La idea de que no necesitamos la gracia forma parte de la antigua herejía (conocida como pelagianismo) centrada esencialmente en la idea de que, de alguna manera, los seres humanos se ganan la salvación en lugar de recibirla como un don. La experiencia de ser perdonados debería llenar nuestro corazón de alegría. También debería humillarnos al darnos cuenta de lo necesitados que estamos de perdón. El otro error que cometemos, y que nos frena a la hora de perdonar, es que porque somos perdonados, lo que sea que hayamos hecho queda de alguna manera arreglado. Nuestra relación con aquél (y Aquél) que perdona se corrige, pero nuestras acciones seguían siendo incorrectas. Por la gracia de Dios, pueden ser usados para nuestra transformación.

Cuando miramos el mundo que nos rodea, la idea del perdón parece lejana. El quebrantamiento del mundo no está sólo en nuestra condición pecadora, sino también en la incapacidad de comprender el perdón que incluye la misericordia, tanto humana como divina. Afortunadamente, la Buena Noticia es que tenemos un Dios que quiere perdonarnos y hace que ese perdón sea accesible para nosotros todo el tiempo. A su vez, Él nos pide que hagamos lo mismo y mostremos un perdón misericordioso a los demás.

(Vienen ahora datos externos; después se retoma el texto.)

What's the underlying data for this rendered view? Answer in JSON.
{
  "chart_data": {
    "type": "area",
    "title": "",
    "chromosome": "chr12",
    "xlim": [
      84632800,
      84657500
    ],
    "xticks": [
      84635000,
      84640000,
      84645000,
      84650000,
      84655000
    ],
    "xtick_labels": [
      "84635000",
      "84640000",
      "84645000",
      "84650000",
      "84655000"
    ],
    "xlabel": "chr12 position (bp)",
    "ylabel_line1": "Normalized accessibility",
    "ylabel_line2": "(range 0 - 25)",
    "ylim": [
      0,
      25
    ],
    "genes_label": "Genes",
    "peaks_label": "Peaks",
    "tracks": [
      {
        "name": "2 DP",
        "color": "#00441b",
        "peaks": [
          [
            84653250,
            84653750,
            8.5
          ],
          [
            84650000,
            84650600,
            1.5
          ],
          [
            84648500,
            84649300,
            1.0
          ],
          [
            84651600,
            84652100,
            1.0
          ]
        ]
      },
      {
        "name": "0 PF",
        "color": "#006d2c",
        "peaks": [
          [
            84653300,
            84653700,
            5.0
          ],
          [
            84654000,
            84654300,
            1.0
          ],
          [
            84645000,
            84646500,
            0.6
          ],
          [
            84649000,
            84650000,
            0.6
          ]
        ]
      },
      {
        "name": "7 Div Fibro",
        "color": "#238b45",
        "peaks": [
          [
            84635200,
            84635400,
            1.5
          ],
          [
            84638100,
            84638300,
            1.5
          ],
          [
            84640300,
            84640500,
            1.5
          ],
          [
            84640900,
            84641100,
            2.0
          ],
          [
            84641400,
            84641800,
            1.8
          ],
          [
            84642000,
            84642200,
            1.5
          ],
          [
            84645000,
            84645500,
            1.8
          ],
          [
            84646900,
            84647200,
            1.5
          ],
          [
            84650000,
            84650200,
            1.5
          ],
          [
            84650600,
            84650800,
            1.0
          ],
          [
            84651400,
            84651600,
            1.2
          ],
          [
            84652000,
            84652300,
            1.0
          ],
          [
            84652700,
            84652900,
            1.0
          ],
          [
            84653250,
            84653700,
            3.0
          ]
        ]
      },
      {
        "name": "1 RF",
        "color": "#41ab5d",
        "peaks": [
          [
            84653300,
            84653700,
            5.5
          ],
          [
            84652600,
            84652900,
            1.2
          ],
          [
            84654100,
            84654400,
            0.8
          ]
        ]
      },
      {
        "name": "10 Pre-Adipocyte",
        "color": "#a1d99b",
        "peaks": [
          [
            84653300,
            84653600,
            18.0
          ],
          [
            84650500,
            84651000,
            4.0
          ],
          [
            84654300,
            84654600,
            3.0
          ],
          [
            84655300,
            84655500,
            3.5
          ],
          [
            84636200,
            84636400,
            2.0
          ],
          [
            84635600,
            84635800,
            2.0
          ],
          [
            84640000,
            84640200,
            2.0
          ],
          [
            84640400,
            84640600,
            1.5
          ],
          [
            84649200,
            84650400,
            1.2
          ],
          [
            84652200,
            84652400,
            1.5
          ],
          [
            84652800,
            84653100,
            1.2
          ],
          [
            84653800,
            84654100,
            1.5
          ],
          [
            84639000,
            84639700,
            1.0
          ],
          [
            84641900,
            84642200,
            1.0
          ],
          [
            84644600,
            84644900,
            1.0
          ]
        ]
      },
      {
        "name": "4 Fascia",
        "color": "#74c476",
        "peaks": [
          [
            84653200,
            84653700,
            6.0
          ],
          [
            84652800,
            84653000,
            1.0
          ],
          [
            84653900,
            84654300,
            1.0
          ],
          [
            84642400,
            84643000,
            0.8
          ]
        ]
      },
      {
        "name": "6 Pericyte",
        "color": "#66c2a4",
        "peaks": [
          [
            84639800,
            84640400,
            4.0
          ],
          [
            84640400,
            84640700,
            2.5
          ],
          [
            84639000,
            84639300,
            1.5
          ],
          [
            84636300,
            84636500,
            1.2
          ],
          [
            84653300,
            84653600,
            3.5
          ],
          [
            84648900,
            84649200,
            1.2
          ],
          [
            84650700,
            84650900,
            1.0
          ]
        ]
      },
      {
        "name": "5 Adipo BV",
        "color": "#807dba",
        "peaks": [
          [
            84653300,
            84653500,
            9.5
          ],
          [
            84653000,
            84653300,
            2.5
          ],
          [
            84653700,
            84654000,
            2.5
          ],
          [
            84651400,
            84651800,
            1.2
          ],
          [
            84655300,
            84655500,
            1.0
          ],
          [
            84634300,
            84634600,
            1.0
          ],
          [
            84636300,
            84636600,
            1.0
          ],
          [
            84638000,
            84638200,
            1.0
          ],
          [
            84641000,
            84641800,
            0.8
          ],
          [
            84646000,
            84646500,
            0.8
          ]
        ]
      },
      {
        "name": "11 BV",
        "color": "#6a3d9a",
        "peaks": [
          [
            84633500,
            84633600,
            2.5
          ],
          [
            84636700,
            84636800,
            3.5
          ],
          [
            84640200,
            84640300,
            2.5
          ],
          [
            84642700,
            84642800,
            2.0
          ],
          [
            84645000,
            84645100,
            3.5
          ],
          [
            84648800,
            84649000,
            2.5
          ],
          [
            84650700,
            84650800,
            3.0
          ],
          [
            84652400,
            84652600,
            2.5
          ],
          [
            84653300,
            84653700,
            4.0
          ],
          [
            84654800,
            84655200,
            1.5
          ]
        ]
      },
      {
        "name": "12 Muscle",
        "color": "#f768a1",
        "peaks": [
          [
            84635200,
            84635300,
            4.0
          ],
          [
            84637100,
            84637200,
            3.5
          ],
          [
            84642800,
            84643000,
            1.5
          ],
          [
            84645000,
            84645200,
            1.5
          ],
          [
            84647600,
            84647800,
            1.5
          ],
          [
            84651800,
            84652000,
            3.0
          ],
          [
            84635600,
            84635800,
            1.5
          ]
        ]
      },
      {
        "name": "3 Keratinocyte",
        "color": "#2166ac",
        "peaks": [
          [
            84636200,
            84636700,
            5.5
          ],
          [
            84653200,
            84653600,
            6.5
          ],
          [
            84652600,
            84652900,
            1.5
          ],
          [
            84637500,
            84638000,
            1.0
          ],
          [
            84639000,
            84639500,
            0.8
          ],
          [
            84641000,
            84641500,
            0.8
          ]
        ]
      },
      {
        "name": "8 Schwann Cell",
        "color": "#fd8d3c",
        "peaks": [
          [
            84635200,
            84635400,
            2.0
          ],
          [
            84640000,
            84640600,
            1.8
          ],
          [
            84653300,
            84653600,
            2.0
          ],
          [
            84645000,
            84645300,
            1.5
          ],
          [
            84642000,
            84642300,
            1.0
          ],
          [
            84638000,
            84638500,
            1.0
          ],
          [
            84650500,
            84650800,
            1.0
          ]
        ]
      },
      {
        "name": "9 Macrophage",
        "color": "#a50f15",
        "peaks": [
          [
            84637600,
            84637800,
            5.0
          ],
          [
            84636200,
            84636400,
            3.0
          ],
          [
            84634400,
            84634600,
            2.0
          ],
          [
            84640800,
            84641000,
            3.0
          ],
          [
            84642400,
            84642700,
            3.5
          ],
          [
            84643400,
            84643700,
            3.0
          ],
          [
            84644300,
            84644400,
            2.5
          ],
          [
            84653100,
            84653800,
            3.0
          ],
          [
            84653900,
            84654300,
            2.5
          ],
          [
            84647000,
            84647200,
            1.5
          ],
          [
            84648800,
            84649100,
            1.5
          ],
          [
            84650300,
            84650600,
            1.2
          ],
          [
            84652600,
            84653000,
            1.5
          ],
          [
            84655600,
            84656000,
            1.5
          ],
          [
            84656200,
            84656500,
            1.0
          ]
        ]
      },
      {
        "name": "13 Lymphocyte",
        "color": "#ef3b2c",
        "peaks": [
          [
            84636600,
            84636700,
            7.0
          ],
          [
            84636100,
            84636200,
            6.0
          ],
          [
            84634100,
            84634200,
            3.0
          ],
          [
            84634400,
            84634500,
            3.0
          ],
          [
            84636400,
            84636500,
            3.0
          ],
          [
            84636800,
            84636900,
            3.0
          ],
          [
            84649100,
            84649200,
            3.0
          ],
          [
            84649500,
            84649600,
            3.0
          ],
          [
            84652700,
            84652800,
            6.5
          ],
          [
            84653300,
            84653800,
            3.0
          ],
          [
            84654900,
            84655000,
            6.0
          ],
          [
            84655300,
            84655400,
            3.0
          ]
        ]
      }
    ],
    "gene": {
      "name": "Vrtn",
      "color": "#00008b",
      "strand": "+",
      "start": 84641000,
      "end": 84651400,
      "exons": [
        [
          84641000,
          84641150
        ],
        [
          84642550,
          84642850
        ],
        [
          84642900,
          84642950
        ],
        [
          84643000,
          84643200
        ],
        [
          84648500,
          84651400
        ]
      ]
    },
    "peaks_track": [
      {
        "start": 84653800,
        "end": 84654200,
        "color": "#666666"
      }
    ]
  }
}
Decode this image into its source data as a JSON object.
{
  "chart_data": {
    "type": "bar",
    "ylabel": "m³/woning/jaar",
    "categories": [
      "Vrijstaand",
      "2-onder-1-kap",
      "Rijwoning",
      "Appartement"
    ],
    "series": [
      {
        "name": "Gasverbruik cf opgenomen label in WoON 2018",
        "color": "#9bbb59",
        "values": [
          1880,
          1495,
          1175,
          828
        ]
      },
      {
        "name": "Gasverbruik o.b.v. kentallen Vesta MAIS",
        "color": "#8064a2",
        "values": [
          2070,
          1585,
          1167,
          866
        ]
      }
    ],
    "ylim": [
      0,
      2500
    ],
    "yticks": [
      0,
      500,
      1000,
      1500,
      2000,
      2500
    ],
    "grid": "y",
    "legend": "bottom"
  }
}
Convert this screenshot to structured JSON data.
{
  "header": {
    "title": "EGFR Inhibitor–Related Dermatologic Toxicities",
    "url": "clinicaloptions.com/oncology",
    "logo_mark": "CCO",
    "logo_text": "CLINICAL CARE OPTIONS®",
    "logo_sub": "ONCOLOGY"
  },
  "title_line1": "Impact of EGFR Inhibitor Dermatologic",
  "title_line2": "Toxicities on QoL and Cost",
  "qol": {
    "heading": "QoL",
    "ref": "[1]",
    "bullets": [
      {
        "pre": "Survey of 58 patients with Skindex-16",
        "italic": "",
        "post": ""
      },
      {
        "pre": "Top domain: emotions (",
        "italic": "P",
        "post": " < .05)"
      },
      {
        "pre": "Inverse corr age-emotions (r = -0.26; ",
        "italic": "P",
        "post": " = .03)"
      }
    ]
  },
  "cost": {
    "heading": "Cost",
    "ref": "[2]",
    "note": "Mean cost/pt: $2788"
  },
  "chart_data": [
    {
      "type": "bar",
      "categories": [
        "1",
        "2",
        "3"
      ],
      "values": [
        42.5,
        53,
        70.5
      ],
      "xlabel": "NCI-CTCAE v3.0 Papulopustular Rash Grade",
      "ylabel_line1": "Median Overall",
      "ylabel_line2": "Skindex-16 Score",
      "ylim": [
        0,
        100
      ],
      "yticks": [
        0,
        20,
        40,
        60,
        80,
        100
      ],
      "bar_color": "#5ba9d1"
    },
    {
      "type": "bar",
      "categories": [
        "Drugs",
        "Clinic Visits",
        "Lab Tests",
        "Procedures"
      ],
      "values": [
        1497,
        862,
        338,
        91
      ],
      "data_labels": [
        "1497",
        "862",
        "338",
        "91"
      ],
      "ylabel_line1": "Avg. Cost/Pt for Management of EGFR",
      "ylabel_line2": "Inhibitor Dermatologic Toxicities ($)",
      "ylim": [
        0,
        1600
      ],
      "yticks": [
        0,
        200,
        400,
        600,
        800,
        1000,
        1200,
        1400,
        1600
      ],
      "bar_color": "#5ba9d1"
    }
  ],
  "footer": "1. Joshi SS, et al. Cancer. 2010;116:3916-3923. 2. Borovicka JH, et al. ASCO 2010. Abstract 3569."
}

La gracia de Cristo y la vida que debemos vivir en esa gracia corresponden a nuestros deseos humanos más profundos: dejarnos perdonar y perdonar a los demás. El mensaje de Cristo es precisamente que el mundo no se transforma por la condena, sino sólo por el perdón misericordioso que abre los corazones a la profundidad de la gracia santificante. Somos los mensajeros de esta Buena Noticia, que responde al anhelo más profundo del corazón humano.